Zo'n zin zou verkeerd kunnen worden opgevat. De dominee leidde de psalm echter in en daarbij benadrukte hij dat vertrouwen op God niet voor mensen de verantwoordelijkheid wegneemt om handelend op te treden. Ik was blij om dat te horen.
» Met het oog op de herdenking van de Shoah begon Halperin zijn verhaal met een opmerking over het lot van de Nederlandse Joden in de Tweede Wereldoorlog.secure and recognized borders
Hij wees erop dat niet alleen de slachtoffers herdacht worden, maar ook de mensen die gered zijn en de redders. In Nederland is een afschuwelijk groot deel van de Joodse bevolking vermoord, maar dankzij het optreden van vele Nederlandse burgerhelden zijn ook 20000 mensen gered.

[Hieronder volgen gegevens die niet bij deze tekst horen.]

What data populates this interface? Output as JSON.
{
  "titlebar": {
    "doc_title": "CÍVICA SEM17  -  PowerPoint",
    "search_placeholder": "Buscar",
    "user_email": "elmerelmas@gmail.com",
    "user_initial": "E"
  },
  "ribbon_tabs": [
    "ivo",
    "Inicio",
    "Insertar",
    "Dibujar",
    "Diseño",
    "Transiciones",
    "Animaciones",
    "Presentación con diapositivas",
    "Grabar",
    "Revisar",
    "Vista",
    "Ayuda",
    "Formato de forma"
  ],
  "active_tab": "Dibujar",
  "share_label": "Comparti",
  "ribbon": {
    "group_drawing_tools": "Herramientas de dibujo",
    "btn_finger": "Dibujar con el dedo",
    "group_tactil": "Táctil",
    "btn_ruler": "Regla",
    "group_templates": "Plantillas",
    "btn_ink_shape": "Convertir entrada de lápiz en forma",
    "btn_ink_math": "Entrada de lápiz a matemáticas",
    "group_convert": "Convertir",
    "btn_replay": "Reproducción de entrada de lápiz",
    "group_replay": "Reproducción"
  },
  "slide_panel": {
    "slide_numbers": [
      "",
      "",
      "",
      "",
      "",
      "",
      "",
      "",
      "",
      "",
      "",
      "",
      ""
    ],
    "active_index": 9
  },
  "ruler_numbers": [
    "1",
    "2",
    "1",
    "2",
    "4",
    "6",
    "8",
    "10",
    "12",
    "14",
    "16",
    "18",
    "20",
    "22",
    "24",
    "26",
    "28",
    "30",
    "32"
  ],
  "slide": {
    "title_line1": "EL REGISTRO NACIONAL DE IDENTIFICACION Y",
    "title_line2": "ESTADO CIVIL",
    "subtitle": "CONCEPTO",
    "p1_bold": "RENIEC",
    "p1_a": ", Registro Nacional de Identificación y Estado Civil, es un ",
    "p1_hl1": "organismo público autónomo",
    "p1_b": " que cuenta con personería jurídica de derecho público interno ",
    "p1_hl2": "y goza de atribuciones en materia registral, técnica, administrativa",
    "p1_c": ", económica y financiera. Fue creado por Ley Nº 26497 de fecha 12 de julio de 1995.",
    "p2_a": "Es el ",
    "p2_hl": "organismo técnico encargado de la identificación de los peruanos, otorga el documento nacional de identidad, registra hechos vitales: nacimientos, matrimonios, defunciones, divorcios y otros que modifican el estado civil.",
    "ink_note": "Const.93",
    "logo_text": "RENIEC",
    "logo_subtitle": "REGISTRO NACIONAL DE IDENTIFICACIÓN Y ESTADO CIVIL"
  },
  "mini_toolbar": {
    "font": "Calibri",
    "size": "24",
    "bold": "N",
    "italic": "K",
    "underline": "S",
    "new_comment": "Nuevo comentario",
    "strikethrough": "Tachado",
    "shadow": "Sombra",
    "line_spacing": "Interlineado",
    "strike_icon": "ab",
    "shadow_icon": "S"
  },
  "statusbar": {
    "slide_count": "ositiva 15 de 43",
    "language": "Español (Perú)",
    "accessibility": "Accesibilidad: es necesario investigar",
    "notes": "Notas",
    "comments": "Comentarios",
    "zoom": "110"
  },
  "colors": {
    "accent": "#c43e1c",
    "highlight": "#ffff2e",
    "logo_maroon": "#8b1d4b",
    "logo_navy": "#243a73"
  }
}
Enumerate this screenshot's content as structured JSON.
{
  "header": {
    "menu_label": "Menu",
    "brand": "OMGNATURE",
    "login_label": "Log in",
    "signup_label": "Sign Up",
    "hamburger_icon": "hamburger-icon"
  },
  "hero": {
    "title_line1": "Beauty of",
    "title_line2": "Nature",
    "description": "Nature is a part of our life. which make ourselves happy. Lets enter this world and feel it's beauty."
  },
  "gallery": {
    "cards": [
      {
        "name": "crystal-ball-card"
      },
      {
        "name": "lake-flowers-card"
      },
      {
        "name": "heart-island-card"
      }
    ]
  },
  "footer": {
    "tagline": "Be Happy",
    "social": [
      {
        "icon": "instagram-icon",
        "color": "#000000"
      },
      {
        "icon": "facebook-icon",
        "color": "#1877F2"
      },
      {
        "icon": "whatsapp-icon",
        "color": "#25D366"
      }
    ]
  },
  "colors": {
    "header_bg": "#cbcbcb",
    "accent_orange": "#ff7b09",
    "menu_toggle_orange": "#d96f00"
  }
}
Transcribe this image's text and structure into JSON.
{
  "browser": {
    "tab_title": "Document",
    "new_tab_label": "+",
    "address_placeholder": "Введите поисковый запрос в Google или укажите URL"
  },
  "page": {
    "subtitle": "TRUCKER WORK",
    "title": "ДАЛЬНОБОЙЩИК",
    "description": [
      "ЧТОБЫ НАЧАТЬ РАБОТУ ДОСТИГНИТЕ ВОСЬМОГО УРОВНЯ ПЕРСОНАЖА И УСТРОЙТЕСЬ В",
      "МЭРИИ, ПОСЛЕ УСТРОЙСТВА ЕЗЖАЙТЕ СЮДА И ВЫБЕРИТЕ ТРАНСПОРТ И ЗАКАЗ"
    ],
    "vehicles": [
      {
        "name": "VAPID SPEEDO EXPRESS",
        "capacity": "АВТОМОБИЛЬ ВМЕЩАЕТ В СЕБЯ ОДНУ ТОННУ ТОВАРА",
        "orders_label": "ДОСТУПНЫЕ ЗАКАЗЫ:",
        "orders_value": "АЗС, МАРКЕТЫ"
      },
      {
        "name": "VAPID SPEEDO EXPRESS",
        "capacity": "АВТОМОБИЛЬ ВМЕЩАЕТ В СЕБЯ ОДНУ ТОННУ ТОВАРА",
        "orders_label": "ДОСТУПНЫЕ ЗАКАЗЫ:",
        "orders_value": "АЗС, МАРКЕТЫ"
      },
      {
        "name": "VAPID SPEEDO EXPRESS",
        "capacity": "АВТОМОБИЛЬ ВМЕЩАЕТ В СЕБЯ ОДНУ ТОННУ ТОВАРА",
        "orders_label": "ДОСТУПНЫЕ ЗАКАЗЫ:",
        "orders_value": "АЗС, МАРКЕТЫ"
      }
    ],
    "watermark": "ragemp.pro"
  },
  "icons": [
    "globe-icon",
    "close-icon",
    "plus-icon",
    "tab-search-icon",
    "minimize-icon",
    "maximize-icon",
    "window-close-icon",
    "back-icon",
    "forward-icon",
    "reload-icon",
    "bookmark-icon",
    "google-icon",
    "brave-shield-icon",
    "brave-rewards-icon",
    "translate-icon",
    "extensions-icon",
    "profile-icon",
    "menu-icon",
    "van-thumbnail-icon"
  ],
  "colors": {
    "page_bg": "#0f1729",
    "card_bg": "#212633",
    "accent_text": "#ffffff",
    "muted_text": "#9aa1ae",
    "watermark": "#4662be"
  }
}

Halperin gaf een heldere uiteenzetting over de oude en nieuwe bedreigingen voor Israël. Voor de 'oude' bedreigingen hoefde hij niet veel toe te voegen aan het zeer aanbevelenswaardige filmpje 'Israel's Critical Security Needs for a Viable Peace' van het Jerusalem Center for Public Affairs. Het gaat over de 'secure and recognized borders' waar Israël recht op heeft volgens de unanieme uitspraak van de Veiligheidsraad (niet van de Algemene Vergadering, dat het kompas vormt voor vijanden van Israël) op 22 november 1967.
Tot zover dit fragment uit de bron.